Sally Wainwright is on a hot streak. Her recent creations – Bafta-winning Happy Valley and Last Tango in Halifax, and before that Scott and Bailey – have changed the face and the sound of British television via hugely popular, critically acclaimed, powerful, funny dramas with women at the heart of the stories. Revolutionary? It shouldn’t be. Yet she has effected deep-rooted change without an explicitly feminist agenda, never resorting to caricatures of ‘strong women’.
While these recent successes have cemented her reputation as a formidable creative force, she has been working changes in a 30-year career that began on The Archers, featured a long stint on Coronation Street in the mid-1990s, and gathered pace on At Home With The Braithwaites in the early 2000s.
When she sits down with The Big Issue, Wainwright expresses surprise at being feted for writing female leads with depth. Suggest that magic happens when she writes for Sarah Lancashire (above and below), Happy Valley’s Catherine Cawood – one of the most compelling characters to hit the small screen in years – and her response is as unassuming as the blunt daughters of West Yorkshire she creates. “I think it is just good casting,” she says. Wainwright is in a league of her own. So when the BBC wanted someone to write a one-off drama marking the 200th anniversary of Charlotte Brontë’s birth, there was only one name on the list.
The lead character in most TV dramas are men by a ratio of about two to one
The Big Issue: Recent research found that even when films have female protagonists, more lines are delivered by men. Are you conscious of the need to challenge this? Sally Wainwright: It is shocking, isn’t it? We think we are beyond that but we are not. The lead character in most TV dramas are men by a ratio of about two to one; we’ve still never had a black woman playing the lead on TV in a mainstream drama. I just write about what I want to write about. But it has been a bit of a shock just how much I’ve been praised for writing interesting, complex women, how that’s regarded as being a bit of a novelty. I didn’t notice until people pointed it out.

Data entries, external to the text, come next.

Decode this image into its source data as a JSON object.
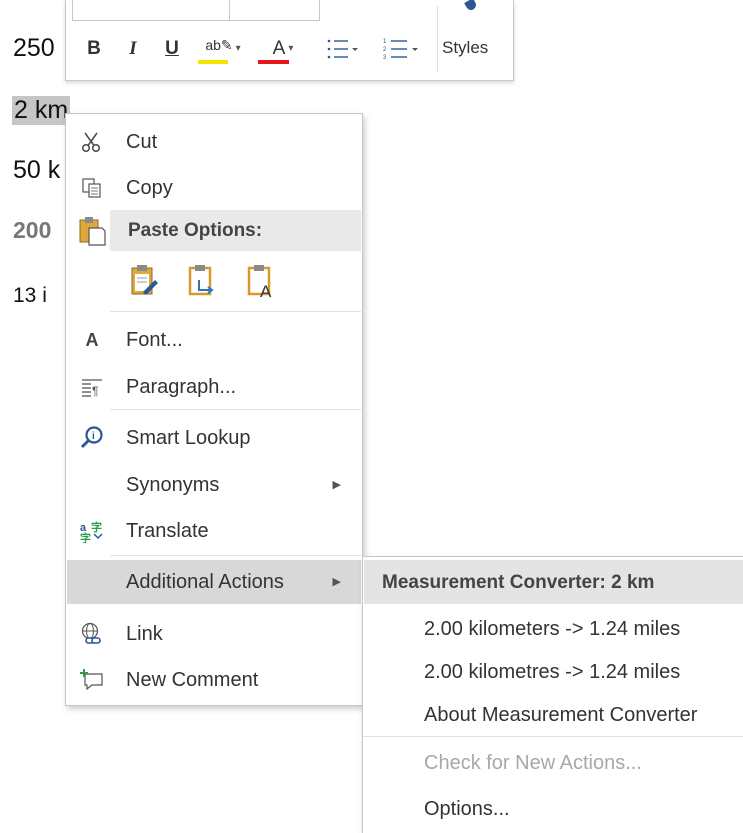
{
  "document": {
    "lines": [
      "250",
      "2 km",
      "50 k",
      "200",
      "13 i"
    ]
  },
  "toolbar": {
    "bold": "B",
    "italic": "I",
    "underline": "U",
    "highlight_glyph": "ab",
    "font_color_glyph": "A",
    "styles_label": "Styles",
    "highlight_color": "#f5e400",
    "font_color": "#e8141c"
  },
  "context_menu": {
    "cut": "Cut",
    "copy": "Copy",
    "paste_options": "Paste Options:",
    "font": "Font...",
    "paragraph": "Paragraph...",
    "smart_lookup": "Smart Lookup",
    "synonyms": "Synonyms",
    "translate": "Translate",
    "additional_actions": "Additional Actions",
    "link": "Link",
    "new_comment": "New Comment"
  },
  "submenu": {
    "header": "Measurement Converter: 2 km",
    "items": [
      "2.00 kilometers -> 1.24 miles",
      "2.00 kilometres -> 1.24 miles",
      "About Measurement Converter"
    ],
    "check_new": "Check for New Actions...",
    "options": "Options..."
  },
  "colors": {
    "accent_blue": "#2b5797",
    "menu_highlight": "#d8d8d8",
    "selection": "#c6c6c6"
  }
}
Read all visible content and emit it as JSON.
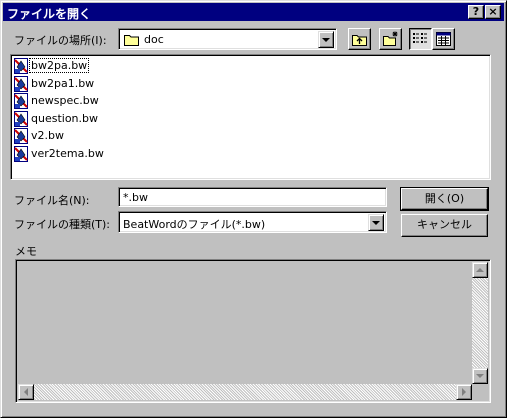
{
  "window": {
    "title": "ファイルを開く",
    "help_glyph": "?",
    "close_glyph": "×"
  },
  "location": {
    "label": "ファイルの場所(I):",
    "value": "doc"
  },
  "files": [
    {
      "name": "bw2pa.bw",
      "icon": "beatword-file-icon"
    },
    {
      "name": "bw2pa1.bw",
      "icon": "beatword-file-icon"
    },
    {
      "name": "newspec.bw",
      "icon": "beatword-file-icon"
    },
    {
      "name": "question.bw",
      "icon": "beatword-file-icon"
    },
    {
      "name": "v2.bw",
      "icon": "beatword-file-icon"
    },
    {
      "name": "ver2tema.bw",
      "icon": "beatword-file-icon"
    }
  ],
  "filename": {
    "label": "ファイル名(N):",
    "value": "*.bw"
  },
  "filetype": {
    "label": "ファイルの種類(T):",
    "value": "BeatWordのファイル(*.bw)"
  },
  "buttons": {
    "open": "開く(O)",
    "cancel": "キャンセル"
  },
  "memo": {
    "label": "メモ"
  },
  "colors": {
    "titlebar": "#000080",
    "face": "#c0c0c0"
  }
}
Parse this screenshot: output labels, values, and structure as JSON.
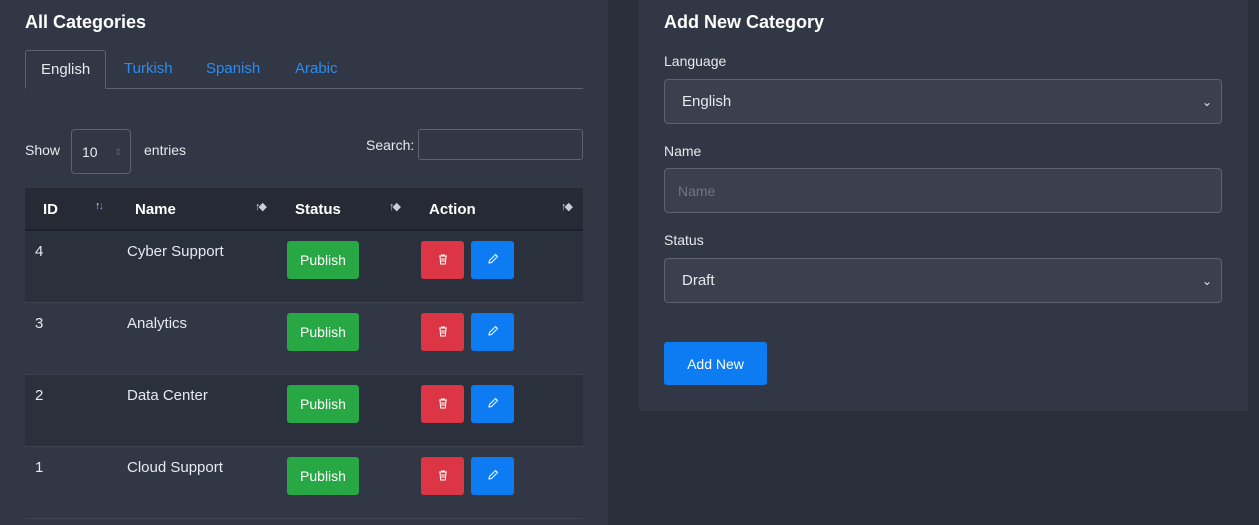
{
  "left_card": {
    "title": "All Categories",
    "tabs": [
      {
        "label": "English",
        "active": true
      },
      {
        "label": "Turkish",
        "active": false
      },
      {
        "label": "Spanish",
        "active": false
      },
      {
        "label": "Arabic",
        "active": false
      }
    ],
    "show_label": "Show",
    "entries_value": "10",
    "entries_label": "entries",
    "search_label": "Search:",
    "search_value": "",
    "columns": [
      "ID",
      "Name",
      "Status",
      "Action"
    ],
    "rows": [
      {
        "id": "4",
        "name": "Cyber Support",
        "status": "Publish"
      },
      {
        "id": "3",
        "name": "Analytics",
        "status": "Publish"
      },
      {
        "id": "2",
        "name": "Data Center",
        "status": "Publish"
      },
      {
        "id": "1",
        "name": "Cloud Support",
        "status": "Publish"
      }
    ]
  },
  "right_card": {
    "title": "Add New Category",
    "language_label": "Language",
    "language_value": "English",
    "name_label": "Name",
    "name_placeholder": "Name",
    "status_label": "Status",
    "status_value": "Draft",
    "add_button": "Add New"
  },
  "colors": {
    "publish": "#28a745",
    "delete": "#dc3545",
    "primary": "#0d7cf2",
    "tab_link": "#2b8df0"
  },
  "icons": {
    "delete": "trash-icon",
    "edit": "pencil-icon",
    "sort": "sort-icon",
    "select": "chevron-down-icon"
  }
}
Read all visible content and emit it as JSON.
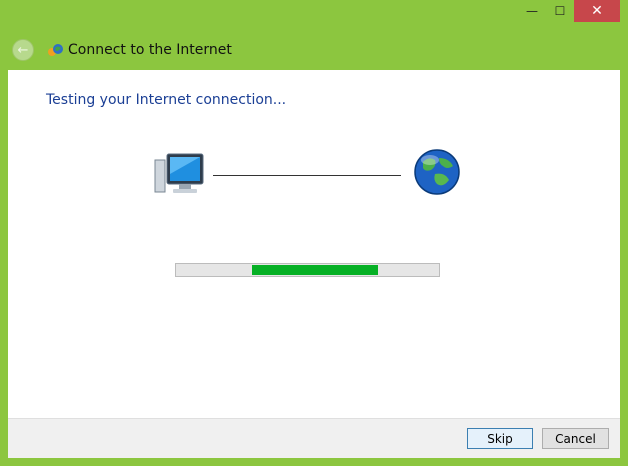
{
  "window": {
    "title": "Connect to the Internet",
    "controls": {
      "minimize": "—",
      "maximize": "☐",
      "close": "✕"
    }
  },
  "nav": {
    "back_icon": "back-arrow-icon",
    "title": "Connect to the Internet"
  },
  "main": {
    "heading": "Testing your Internet connection...",
    "progress": {
      "start": 0.29,
      "end": 0.77
    }
  },
  "footer": {
    "skip_label": "Skip",
    "cancel_label": "Cancel"
  },
  "colors": {
    "window_frame": "#8cc63f",
    "heading": "#1b3f95",
    "progress_fill": "#06b025"
  }
}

Where do you find your heroes? They are often people I want to be. They are my fantasy heroes – Catherine Cawood is someone I would like to be. But then they have to be grounded as well, they can’t just be great, they have to be complex, to have flaws. They have to have a dark side. One of the things I really loved about Happy Valley was that Tommy [James Norton] was the baddie but he had some redeeming qualities. And Catherine has a lot of bad qualities.
People treated me very differently when I was thinner to when I was fat
In To Walk Invisible (below) Emily Brontë says: “When a man writes something it is what is written that is judged. When a woman writes something, it is her that is judged.” It was something my police adviser on Scott and Bailey, Diane Taylor, said to me. She was a really accomplished detective, working predominantly on murder cases, and said when a man stands up to give a speech, people listen to what he has got to say and decide whether he knows what he is talking about. But when a woman stands up, they decide on whether to listen based on what she looks like. It is just true. I have encountered this. I lost a lot of weight once. People treated me very differently when I was thinner to when I was fat.